Brooklyn Bridge Park Marina Rises Amid Choppy Waters


    Not every change in Brooklyn Bridge Park is controversial — the recent construction of the park’s One°15 Brooklyn Marina has been met with a remarkable lack of opposition. So far.

    Brooklyn Bridge Park Marina

    Located between Piers 4 and 5, just off the picnic area, the $28 million marina will eventually become a thriving aquatic parking spot for roughly 140 boats. It’s another private commercial enterprise, expected to pay $300,000 a year in rent in addition to contributing 2 percent of revenues to the operation of a community dock with free kayaking and sailing.
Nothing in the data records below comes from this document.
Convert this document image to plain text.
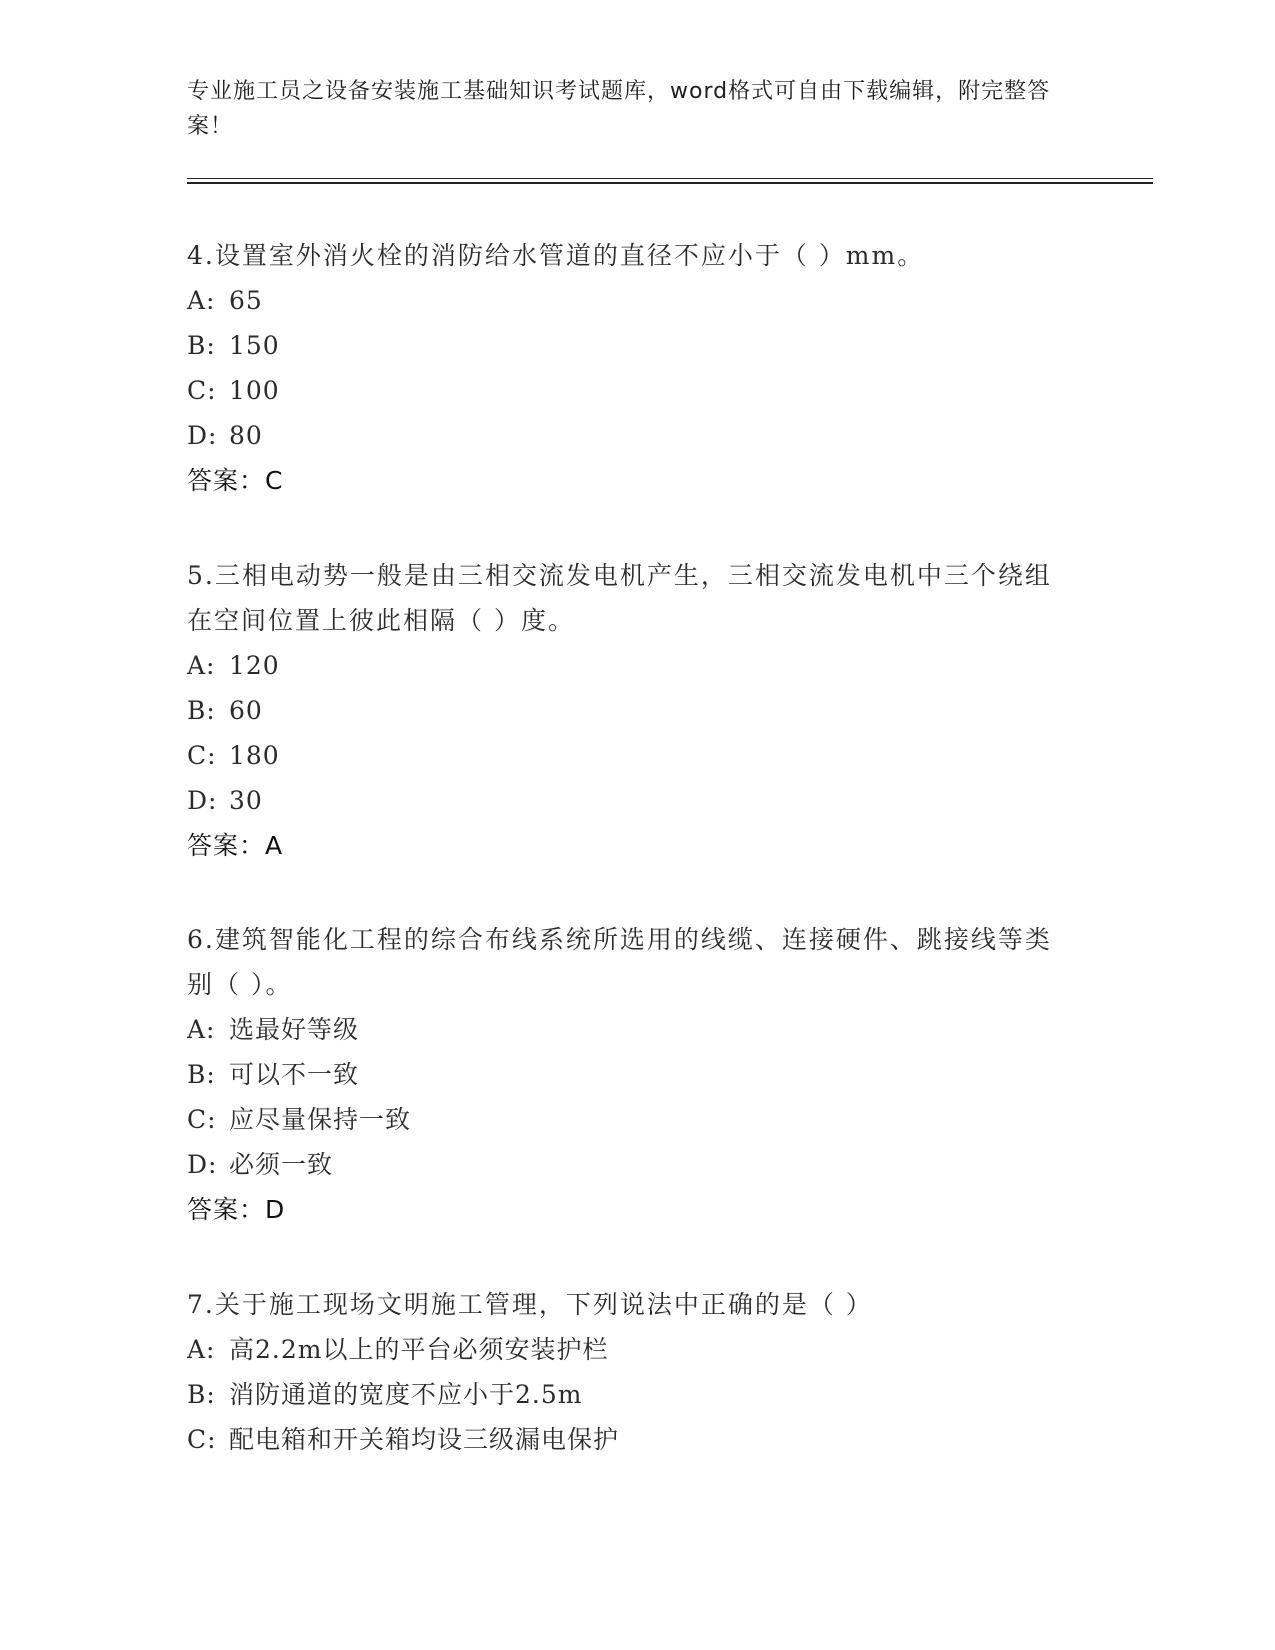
专业施工员之设备安装施工基础知识考试题库，word格式可自由下载编辑，附完整答案！

4.设置室外消火栓的消防给水管道的直径不应小于（ ）mm。

A: 65

B: 150

C: 100

D: 80

答案：C

5.三相电动势一般是由三相交流发电机产生，三相交流发电机中三个绕组在空间位置上彼此相隔（ ）度。

A: 120

B: 60

C: 180

D: 30

答案：A

6.建筑智能化工程的综合布线系统所选用的线缆、连接硬件、跳接线等类别（ ）。

A: 选最好等级

B: 可以不一致

C: 应尽量保持一致

D: 必须一致

答案：D

7.关于施工现场文明施工管理，下列说法中正确的是（ ）

A: 高2.2m以上的平台必须安装护栏

B: 消防通道的宽度不应小于2.5m

C: 配电箱和开关箱均设三级漏电保护
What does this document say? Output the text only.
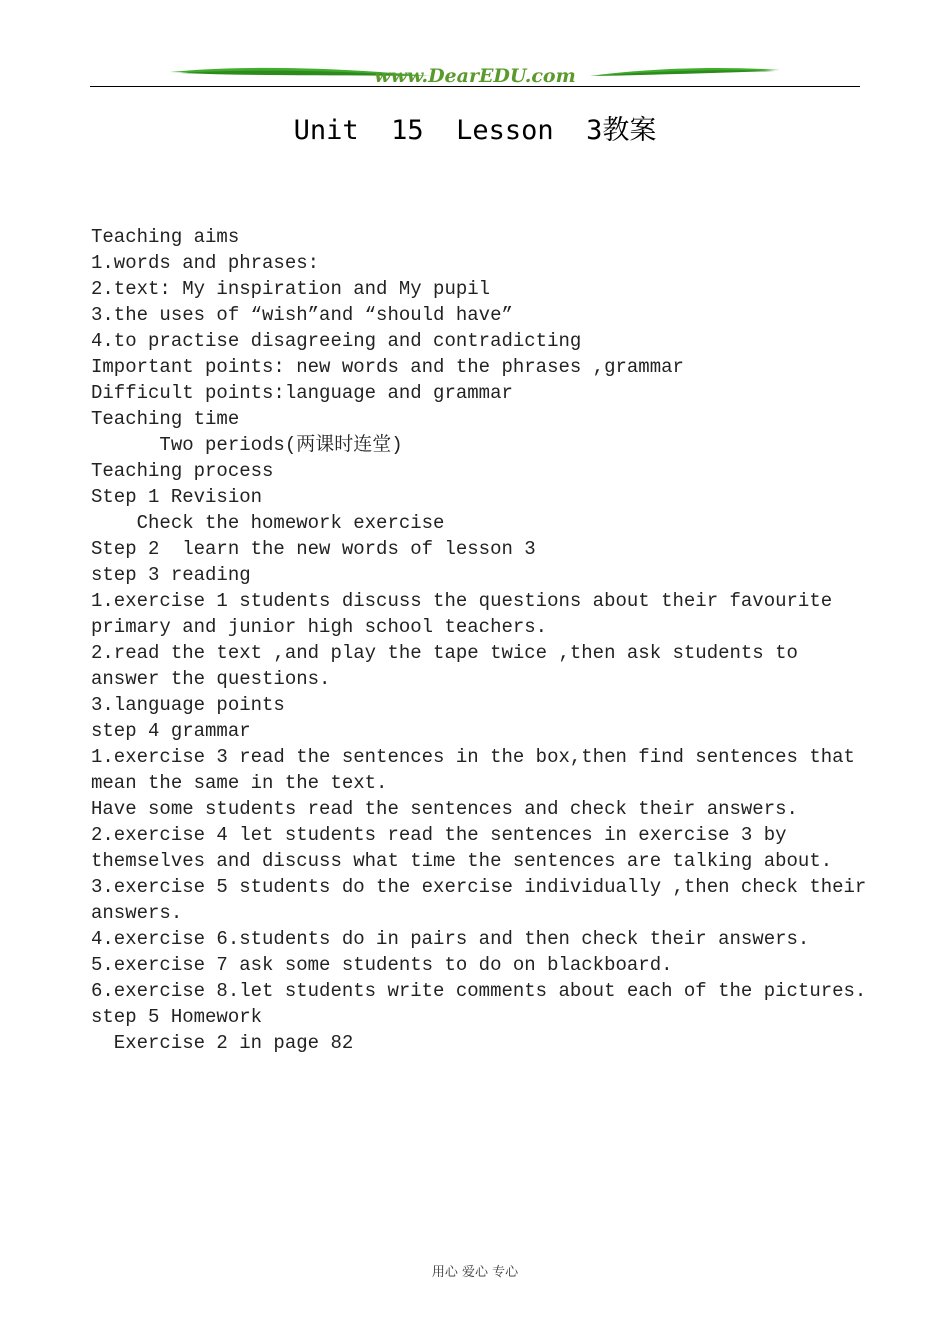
www.DearEDU.com
Unit  15  Lesson  3教案
Teaching aims
1.words and phrases:
2.text: My inspiration and My pupil
3.the uses of “wish”and “should have”
4.to practise disagreeing and contradicting
Important points: new words and the phrases ,grammar
Difficult points:language and grammar
Teaching time
Two periods(两课时连堂)
Teaching process
Step 1 Revision
Check the homework exercise
Step 2  learn the new words of lesson 3
step 3 reading
1.exercise 1 students discuss the questions about their favourite
primary and junior high school teachers.
2.read the text ,and play the tape twice ,then ask students to
answer the questions.
3.language points
step 4 grammar
1.exercise 3 read the sentences in the box,then find sentences that
mean the same in the text.
Have some students read the sentences and check their answers.
2.exercise 4 let students read the sentences in exercise 3 by
themselves and discuss what time the sentences are talking about.
3.exercise 5 students do the exercise individually ,then check their
answers.
4.exercise 6.students do in pairs and then check their answers.
5.exercise 7 ask some students to do on blackboard.
6.exercise 8.let students write comments about each of the pictures.
step 5 Homework
Exercise 2 in page 82
用心 爱心 专心
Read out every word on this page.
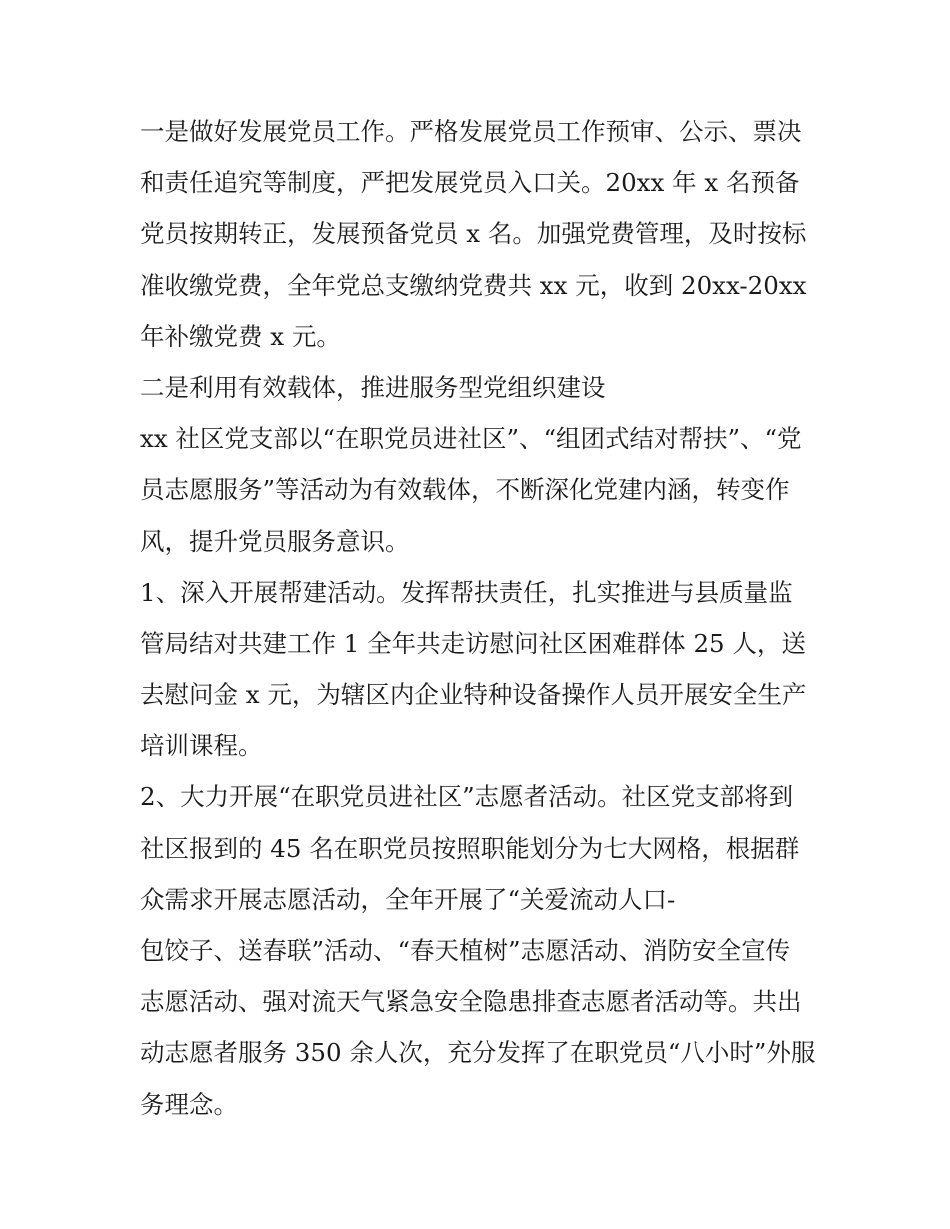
一是做好发展党员工作。严格发展党员工作预审、公示、票决
和责任追究等制度，严把发展党员入口关。20xx 年 x 名预备
党员按期转正，发展预备党员 x 名。加强党费管理，及时按标
准收缴党费，全年党总支缴纳党费共 xx 元，收到 20xx-20xx
年补缴党费 x 元。
二是利用有效载体，推进服务型党组织建设
xx 社区党支部以“在职党员进社区”、“组团式结对帮扶”、“党
员志愿服务”等活动为有效载体，不断深化党建内涵，转变作
风，提升党员服务意识。
1、深入开展帮建活动。发挥帮扶责任，扎实推进与县质量监
管局结对共建工作 1 全年共走访慰问社区困难群体 25 人，送
去慰问金 x 元，为辖区内企业特种设备操作人员开展安全生产
培训课程。
2、大力开展“在职党员进社区”志愿者活动。社区党支部将到
社区报到的 45 名在职党员按照职能划分为七大网格，根据群
众需求开展志愿活动，全年开展了“关爱流动人口-
包饺子、送春联”活动、“春天植树”志愿活动、消防安全宣传
志愿活动、强对流天气紧急安全隐患排查志愿者活动等。共出
动志愿者服务 350 余人次，充分发挥了在职党员“八小时”外服
务理念。
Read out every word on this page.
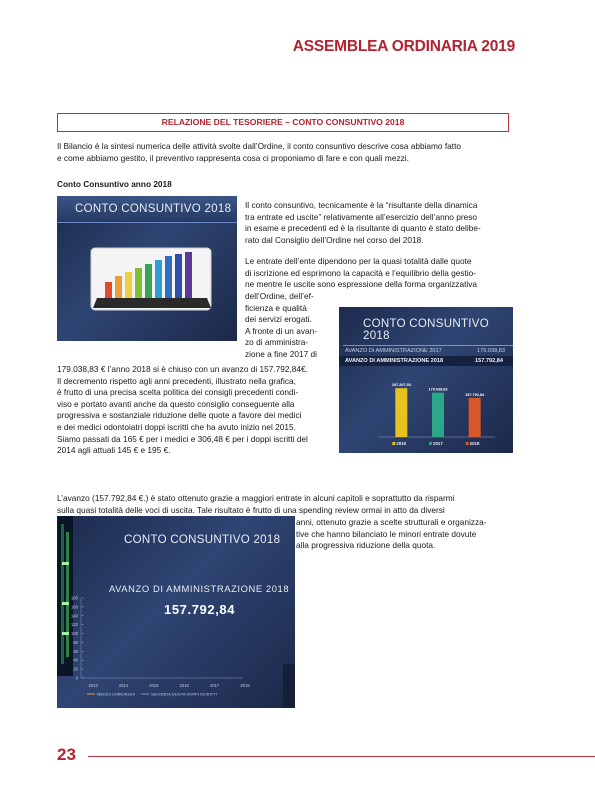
ASSEMBLEA ORDINARIA 2019
RELAZIONE DEL TESORIERE – CONTO CONSUNTIVO 2018
Il Bilancio è la sintesi numerica delle attività svolte dall’Ordine, il conto consuntivo descrive cosa abbiamo fatto
e come abbiamo gestito, il preventivo rappresenta cosa ci proponiamo di fare e con quali mezzi.
Conto Consuntivo anno 2018
CONTO CONSUNTIVO 2018 Il conto consuntivo, tecnicamente è la “risultante della dinamica
tra entrate ed uscite” relativamente all’esercizio dell’anno preso
in esame e precedenti ed è la risultante di quanto è stato delibe-
rato dal Consiglio dell’Ordine nel corso del 2018.
Le entrate dell’ente dipendono per la quasi totalità dalle quote
di iscrizione ed esprimono la capacità e l’equilibrio della gestio-
ne mentre le uscite sono espressione della forma organizzativa
dell’Ordine, dell’ef-
ficienza e qualità
dei servizi erogati.
A fronte di un avan-
zo di amministra-
zione a fine 2017 di
179.038,83 € l’anno 2018 si è chiuso con un avanzo di 157.792,84€.
Il decremento rispetto agli anni precedenti, illustrato nella grafica,
è frutto di una precisa scelta politica dei consigli precedenti condi-
viso e portato avanti anche da questo consiglio conseguente alla
progressiva e sostanziale riduzione delle quote a favore dei medici
e dei medici odontoiatri doppi iscritti che ha avuto inizio nel 2015.
Siamo passati da 165 € per i medici e 306,48 € per i doppi iscritti del
2014 agli attuali 145 € e 195 €.
CONTO CONSUNTIVO 2018
AVANZO DI AMMINISTRAZIONE 2017	179.038,83
AVANZO DI AMMINISTRAZIONE 2018	157.792,84
197.207,93
2016
179.038,83
2017
157.792,84
2018
L’avanzo (157.792,84 €.) è stato ottenuto grazie a maggiori entrate in alcuni capitoli e soprattutto da risparmi
sulla quasi totalità delle voci di uscita. Tale risultato è frutto di una spending review ormai in atto da diversi
anni, ottenuto grazie a scelte strutturali e organizza-
tive che hanno bilanciato le minori entrate dovute
alla progressiva riduzione della quota.
CONTO CONSUNTIVO 2018
AVANZO DI AMMINISTRAZIONE 2018
157.792,84
0
20
40
60
80
100
120
140
160
180
2013	2014	2015	2016	2017	2018
MEDICI CHIRURGHI	SECONDA QUOTA DOPPI ISCRITTI
23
    Co-owned and operated by Edgewater Resources LLC and Singapore’s SUTL Group, One°15 Brooklyn Marina hasn’t yet posted fees, but as the city renews its interest in the waterfront it’s expected to do a brisk business when it opens next spring.

    The initial RFP required the marina to be fiscally feasible, incorporate storm and flood protection, and be as green as possible.

    The current nearest marina — North Cove in Battery Park City — has a mere 18 slips and charges roughly $6 per foot for docking boats. The operators of North Cove pay the city $400,000 a year in rent. Docking at Chelsea Piers starts at $5.50 per foot.

    Brooklyn Bridge Park Marina

    One°15 is being built directly above the R train tunnel, so builders must use a unique no-drill construction method to anchor it to the seafloor. This entails sinking 160 enormous concrete blocks — each weighing 10 tons — into the bay and then attaching the blocks to the docks using resilient, bungee-like cables.

    To calm the choppy waters caused by the wakes of large passing ships, the company ordered a concrete breakwater system from Finland.

    Brooklyn Bridge Park Marina

    If there are any complaints, the first will probably be aesthetic. The docks will certainly clutter-up what was previously a lovely expanse of water, giving picnickers a less picturesque view. But perhaps increased access to water activities will be adequate compensation.

    Brooklyn Bridge Park Marina

    A side-by-side of a rendering of the marina and a photo of the same area today

    It’s also worth noting that no one will be allowed to live aboard their boats — it’s a rule of the parks department, excepting the 79th Street marina in Manhattan. Maybe BBP’s controversy curse only applies to housing? Or land?